Ce week-end, l’Institut du Monde Arabe fête ses 30 ans ! Ce moment en trois temps, organisé par Oxmo et l’IMA, est l’opportunité de célébrer le croisement de champs artistiques, le mélange de générations et le partage d’altérité. C’est beau. A cette occasion, Oxmo Puccino donnait un concert inédit. En grande admiratrice de ce maître du Verbe, évidement, j’y étais !


Vous voyez cette tâche blanche là, au milieu ? Oui oui, c’est lui ! PAF comment je vous balance des images inédites et totalement exclusives !!! Bon ok, on y voit rien du tout. Certes, j’étais un peu loin de la scène… Les places sont parties tellement vite, que j’ai eu la mienne in extremis. Mais ce n’est pas le dernier rang qui m’a empêché d’apprécier la puissance de ses textes, et le rythme de ses chansons. J’étais comme une enfant ! Rares sont les artistes aujourd’hui qui manient aussi bien les mots et surtout, qui analyse aussi finement les rapports que nous avons par exemple entre êtres humains… Je tire mon chapeau également aux deux musiciens présents sur scène, Edouard Ardan (aux guitares) et Nicolas Musset (à la batterie). Mais le concert était trop court !

Le Roi Oxmo 

Avec ses vingt ans de carrière, ses sept albums, ses nombreuses rencontres (Ibrahim Maalouf, -M-, Damon Albarn, Booba…), et ses deux victoires de la musique (même si, finalement, ce n’est plus tellement un gage de qualité actuellement), Oxmo Puccino peint des chansons à la décibel, toujours avec originalité, pour nous transporter dans les terrains mystérieux de nos propres tranchées. Il a mal au mic et nous, on adore ça.
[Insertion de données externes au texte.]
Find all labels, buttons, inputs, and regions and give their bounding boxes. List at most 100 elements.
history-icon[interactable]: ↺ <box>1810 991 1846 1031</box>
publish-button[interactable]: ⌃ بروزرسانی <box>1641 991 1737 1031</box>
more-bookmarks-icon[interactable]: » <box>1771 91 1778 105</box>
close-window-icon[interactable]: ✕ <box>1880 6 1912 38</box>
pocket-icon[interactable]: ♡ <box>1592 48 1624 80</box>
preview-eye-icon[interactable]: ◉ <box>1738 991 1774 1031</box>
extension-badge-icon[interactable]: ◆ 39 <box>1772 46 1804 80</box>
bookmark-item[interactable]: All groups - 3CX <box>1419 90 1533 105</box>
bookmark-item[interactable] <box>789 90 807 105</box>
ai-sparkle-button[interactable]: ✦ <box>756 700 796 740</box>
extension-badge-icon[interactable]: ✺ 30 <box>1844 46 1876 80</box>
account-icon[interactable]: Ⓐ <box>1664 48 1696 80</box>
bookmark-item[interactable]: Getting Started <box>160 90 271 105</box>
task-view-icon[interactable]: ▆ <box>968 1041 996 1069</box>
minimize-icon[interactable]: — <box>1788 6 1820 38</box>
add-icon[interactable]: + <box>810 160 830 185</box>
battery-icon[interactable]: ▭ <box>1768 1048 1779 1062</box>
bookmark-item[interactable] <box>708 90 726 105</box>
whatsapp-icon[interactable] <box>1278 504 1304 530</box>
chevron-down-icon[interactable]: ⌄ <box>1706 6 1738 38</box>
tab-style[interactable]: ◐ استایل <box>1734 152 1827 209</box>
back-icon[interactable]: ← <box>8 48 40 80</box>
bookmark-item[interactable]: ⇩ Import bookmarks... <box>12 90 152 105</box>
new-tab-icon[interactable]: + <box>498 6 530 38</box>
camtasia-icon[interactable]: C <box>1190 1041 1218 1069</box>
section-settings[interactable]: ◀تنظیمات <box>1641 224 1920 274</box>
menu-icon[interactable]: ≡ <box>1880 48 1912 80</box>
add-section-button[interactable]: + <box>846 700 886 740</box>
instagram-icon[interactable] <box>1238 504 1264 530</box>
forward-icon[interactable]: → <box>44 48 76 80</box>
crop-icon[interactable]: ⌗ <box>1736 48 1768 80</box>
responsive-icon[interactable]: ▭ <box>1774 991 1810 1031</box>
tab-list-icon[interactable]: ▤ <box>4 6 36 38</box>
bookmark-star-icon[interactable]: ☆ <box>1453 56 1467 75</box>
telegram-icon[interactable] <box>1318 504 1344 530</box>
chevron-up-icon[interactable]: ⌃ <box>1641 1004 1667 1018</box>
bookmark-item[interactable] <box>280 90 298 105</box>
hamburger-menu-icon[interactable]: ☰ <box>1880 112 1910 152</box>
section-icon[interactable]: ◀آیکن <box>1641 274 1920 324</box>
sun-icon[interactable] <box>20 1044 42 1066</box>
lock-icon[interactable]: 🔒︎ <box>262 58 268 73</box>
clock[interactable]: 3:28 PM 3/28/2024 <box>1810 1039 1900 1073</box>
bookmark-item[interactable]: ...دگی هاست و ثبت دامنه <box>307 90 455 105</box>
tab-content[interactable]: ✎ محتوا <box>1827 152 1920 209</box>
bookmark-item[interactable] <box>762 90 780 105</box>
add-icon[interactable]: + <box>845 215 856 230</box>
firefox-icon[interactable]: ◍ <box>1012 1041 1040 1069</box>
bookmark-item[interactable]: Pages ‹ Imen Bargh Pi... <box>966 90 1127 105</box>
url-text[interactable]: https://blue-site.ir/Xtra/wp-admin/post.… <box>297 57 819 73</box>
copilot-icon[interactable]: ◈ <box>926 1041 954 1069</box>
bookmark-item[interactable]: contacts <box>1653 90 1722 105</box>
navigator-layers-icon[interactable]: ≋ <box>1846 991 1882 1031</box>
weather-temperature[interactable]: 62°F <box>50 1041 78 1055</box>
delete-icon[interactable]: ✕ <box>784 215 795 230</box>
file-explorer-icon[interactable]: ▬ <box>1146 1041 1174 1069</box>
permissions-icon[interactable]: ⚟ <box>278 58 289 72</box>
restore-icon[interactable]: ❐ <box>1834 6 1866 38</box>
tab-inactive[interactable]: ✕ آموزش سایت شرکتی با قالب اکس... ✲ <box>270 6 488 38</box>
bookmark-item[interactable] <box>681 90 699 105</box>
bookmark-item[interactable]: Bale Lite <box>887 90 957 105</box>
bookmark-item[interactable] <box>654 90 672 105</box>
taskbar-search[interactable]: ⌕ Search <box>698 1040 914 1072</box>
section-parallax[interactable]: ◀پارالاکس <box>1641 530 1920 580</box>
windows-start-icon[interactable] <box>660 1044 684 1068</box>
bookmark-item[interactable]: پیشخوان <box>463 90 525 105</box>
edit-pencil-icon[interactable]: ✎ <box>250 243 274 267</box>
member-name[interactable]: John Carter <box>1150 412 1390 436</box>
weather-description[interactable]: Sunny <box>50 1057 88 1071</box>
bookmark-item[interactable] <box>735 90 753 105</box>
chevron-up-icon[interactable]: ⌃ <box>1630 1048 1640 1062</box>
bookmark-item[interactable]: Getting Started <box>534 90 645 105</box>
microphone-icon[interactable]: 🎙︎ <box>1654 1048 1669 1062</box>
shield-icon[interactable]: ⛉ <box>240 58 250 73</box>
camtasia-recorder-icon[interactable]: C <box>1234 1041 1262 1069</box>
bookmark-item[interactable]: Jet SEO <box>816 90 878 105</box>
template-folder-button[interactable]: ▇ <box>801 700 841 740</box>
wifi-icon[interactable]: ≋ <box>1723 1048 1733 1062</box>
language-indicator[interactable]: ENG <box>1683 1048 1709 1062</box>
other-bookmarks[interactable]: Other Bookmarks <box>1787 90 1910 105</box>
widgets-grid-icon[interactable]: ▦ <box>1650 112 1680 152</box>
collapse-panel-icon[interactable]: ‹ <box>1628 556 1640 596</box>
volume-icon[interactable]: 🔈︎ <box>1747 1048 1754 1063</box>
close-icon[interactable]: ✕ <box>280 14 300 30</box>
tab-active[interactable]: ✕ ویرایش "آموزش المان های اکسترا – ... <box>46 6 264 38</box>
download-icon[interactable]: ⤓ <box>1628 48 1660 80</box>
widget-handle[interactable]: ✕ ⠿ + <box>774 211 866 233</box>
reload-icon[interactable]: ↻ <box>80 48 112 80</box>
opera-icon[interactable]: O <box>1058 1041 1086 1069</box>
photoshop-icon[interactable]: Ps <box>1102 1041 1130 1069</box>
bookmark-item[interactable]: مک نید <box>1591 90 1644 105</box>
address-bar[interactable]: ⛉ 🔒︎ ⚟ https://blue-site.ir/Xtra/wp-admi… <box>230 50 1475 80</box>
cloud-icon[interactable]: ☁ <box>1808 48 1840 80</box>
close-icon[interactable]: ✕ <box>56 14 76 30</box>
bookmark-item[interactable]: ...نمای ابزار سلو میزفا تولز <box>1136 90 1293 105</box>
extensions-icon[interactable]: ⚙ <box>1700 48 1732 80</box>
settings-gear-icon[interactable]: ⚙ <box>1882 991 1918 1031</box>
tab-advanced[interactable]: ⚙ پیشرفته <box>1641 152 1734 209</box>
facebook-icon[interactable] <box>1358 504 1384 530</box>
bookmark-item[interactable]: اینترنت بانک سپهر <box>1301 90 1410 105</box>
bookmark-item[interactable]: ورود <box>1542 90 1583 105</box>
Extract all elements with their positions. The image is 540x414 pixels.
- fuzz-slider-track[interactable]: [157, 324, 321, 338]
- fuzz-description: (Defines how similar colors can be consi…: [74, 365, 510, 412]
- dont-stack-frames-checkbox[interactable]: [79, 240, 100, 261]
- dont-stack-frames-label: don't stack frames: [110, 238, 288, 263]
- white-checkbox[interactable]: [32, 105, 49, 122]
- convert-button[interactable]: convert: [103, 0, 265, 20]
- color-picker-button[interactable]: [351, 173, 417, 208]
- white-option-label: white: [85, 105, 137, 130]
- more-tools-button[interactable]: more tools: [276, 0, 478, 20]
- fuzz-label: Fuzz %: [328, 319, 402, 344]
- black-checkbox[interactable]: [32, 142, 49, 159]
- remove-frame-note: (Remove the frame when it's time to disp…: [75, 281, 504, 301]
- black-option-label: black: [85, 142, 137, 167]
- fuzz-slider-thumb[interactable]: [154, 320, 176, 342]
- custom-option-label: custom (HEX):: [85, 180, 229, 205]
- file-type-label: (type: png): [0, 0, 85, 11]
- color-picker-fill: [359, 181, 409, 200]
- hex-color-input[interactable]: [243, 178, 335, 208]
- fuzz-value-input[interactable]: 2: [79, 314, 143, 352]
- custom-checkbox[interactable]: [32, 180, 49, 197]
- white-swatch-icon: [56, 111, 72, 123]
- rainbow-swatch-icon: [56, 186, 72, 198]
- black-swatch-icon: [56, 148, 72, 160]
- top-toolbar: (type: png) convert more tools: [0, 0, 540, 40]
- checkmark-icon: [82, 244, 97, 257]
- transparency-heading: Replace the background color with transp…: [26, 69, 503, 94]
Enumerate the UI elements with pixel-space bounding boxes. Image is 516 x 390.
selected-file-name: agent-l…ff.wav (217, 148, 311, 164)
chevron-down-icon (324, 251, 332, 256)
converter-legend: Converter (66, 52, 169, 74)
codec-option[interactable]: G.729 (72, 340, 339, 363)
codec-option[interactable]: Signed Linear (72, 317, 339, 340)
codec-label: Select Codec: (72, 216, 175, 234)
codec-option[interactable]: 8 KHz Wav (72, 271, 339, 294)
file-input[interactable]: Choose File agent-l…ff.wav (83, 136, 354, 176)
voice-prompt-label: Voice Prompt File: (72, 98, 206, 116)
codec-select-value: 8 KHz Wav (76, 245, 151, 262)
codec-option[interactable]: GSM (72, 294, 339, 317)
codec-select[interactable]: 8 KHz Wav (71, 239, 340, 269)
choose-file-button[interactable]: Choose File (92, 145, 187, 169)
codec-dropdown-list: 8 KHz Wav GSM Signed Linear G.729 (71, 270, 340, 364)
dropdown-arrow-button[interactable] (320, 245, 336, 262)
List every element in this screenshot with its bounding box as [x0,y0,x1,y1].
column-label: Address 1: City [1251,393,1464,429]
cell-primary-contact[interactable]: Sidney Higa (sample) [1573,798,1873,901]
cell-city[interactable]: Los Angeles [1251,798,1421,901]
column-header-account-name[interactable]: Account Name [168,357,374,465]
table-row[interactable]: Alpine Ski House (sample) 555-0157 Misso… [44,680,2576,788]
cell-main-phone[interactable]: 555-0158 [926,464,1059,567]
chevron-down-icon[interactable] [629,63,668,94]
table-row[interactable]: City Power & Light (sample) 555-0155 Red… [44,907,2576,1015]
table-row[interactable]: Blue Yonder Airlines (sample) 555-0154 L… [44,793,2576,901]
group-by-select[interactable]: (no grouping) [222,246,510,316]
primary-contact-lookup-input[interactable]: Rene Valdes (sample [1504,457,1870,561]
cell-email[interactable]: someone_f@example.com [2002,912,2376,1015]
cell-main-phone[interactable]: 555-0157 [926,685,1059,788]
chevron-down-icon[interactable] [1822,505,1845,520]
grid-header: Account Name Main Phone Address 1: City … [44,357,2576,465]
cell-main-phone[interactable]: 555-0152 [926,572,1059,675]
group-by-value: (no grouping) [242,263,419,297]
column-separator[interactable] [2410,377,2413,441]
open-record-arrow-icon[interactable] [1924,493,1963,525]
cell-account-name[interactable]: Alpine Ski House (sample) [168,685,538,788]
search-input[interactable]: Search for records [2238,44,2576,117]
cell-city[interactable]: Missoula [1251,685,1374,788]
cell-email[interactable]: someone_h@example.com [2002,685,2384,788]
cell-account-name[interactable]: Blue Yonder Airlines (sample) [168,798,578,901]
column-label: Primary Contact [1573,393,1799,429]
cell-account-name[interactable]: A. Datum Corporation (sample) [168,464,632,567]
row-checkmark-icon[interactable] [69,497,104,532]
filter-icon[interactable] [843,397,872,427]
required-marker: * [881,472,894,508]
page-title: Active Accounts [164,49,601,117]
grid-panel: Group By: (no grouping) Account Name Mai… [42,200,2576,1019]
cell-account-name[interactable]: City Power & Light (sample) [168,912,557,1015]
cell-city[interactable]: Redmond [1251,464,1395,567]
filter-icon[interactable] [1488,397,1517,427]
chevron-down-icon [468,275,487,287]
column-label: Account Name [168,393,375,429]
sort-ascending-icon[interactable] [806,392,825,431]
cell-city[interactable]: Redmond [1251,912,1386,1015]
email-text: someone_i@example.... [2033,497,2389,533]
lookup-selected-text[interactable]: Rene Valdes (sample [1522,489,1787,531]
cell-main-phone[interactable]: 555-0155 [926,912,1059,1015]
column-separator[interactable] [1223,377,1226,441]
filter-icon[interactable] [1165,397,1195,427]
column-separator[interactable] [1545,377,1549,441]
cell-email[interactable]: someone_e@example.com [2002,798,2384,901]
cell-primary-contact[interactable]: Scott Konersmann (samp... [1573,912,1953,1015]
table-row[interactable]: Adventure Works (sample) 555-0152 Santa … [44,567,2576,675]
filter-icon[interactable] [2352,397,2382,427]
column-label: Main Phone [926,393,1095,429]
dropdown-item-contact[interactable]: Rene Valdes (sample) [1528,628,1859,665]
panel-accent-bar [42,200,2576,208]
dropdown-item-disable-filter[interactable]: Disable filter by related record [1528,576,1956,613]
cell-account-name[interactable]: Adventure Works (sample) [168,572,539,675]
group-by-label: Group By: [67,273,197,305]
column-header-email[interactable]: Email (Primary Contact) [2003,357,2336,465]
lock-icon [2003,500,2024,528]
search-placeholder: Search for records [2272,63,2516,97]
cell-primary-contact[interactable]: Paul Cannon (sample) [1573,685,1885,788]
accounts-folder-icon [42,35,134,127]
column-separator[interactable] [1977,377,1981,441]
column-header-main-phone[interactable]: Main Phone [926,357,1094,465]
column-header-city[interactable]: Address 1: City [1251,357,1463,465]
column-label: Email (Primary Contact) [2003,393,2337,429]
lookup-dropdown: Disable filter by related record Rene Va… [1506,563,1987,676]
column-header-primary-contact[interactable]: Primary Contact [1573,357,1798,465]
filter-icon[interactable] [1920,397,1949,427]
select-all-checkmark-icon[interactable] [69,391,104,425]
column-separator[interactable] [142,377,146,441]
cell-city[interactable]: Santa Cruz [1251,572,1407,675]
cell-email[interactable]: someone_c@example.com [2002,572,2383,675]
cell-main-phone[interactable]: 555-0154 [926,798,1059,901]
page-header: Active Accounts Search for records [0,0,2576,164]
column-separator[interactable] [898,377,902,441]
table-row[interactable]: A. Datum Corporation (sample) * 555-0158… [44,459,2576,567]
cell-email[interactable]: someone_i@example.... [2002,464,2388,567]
Pendant le concert, Oxmo Puccino nous as invité à utiliser un nouveau Hashtag : suite au déferlement récent du fameux #BalanceTonPorc, il a proposé le joli #BalanceTonPrince pour contrebalancer. Il a profité de ce moment bref pour exprimer la frustration qu’il y a eu aussi du côté de nombreux hommes, qui ne se sentaient pas concerné par ces dénonciations. Pas de panique les garçons, on le sait bien que vous n’êtes pas tous comme ça et c’est pour ça d’ailleurs que vous, on vous aime ! Il n’empêche que le problème du harcèlement est toujours là, est bien présent dans nos quotidiens. Je pose ça là.